Liquid state thermochemical decomposition of neat 1,3,5,5-tetranitrohexahydropyrimidine (DNNC) and its DNNC-d2, DNNC-d4, DNNC-d6 structural isotopomers: Mechanistic entrance into the DNNC molecule

Global kinetics for the liquid state thermochemical decomposition of neat 1,3,5,5-tetranitrohexahydropyrimidine (DNNC), perdeuterio-labeled DNNC-d6, and partially deuterium-labeled DNNC-d2 and DNNC-d4 isotopomers were obtained by isothermal differential scanning calorimetry (IDSC). Molecular kinetic deuterium isotope effect (KDIE) values obtained with DNNC and DNNC-d6 from 174 to 194 °C revealed that CH bond rupture regulates both an endothermic catalytic initiation and the exothermic propagation of the liquid thermochemical decomposition process.

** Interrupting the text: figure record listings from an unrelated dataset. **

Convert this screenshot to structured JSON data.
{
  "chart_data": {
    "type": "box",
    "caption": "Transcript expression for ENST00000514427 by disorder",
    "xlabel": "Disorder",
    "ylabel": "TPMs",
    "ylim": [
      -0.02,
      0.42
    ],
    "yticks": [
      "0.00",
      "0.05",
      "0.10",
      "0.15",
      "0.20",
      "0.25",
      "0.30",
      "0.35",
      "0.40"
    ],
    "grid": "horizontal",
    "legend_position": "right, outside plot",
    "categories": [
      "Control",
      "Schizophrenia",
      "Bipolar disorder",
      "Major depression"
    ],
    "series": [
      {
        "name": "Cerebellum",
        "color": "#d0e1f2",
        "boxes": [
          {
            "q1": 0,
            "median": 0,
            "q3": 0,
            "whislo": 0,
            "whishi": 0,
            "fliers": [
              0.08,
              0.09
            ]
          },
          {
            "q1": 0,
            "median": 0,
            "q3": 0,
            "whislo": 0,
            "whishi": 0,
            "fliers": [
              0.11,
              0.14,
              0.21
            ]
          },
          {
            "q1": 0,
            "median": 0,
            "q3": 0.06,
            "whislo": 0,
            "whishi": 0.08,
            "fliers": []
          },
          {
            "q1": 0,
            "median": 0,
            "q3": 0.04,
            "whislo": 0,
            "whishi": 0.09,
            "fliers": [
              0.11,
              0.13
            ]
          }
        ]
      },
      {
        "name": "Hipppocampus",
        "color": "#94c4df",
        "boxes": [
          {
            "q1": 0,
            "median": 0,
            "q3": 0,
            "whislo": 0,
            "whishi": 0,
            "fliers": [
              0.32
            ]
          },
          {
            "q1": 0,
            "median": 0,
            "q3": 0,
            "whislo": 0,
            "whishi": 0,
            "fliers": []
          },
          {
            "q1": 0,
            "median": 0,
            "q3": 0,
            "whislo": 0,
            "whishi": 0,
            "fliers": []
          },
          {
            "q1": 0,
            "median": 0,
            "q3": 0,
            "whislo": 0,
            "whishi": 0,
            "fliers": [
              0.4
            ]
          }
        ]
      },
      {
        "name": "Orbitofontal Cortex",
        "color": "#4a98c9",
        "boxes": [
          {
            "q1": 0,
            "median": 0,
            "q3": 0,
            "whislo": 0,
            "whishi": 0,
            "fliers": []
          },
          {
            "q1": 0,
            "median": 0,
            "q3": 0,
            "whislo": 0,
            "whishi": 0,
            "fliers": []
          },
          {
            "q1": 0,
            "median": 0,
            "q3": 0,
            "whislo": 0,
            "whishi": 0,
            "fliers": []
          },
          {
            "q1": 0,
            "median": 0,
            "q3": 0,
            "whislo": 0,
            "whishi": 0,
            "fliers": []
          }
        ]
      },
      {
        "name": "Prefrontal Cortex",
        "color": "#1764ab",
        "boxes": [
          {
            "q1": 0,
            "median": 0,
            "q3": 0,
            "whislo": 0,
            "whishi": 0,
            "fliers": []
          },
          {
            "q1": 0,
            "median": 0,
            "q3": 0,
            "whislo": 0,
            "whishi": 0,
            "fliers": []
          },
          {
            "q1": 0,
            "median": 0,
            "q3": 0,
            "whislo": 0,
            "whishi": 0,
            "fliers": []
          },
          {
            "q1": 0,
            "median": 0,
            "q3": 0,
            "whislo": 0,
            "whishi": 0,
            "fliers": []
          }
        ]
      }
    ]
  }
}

Using IDSC-based KDIE comparisons with the DNNC-d2, DNNC-d4, and DNNC-d6 isotopomers, a more detailed chemical structure/mechanistic relationship emerged by entering the interior of the DNNC molecule. Here structural kinetic KDIE results showed the rate-controlling CH bond rupture has its origin at the non-equivalent C-2 methylene group sandwiched between the two nitrated DNNC nitrogen ring atoms, versus at the chemically equivalent C-4 and C-6 methylene ring positions located elsewhere in the DNNC molecule. Elucidation of such mechanistic features should aid in the structural design of new high-energy compounds with improved thermochemical properties. A 170.0 kJ/mol activation energy appeared for the endothermic induction period, and a lower 104.2 kJ/mol activation energy was determined for the exothermic acceleratory portion of the DNNC decomposition process. The global liquid and solid state thermochemical decomposition processes for DNNC are compared.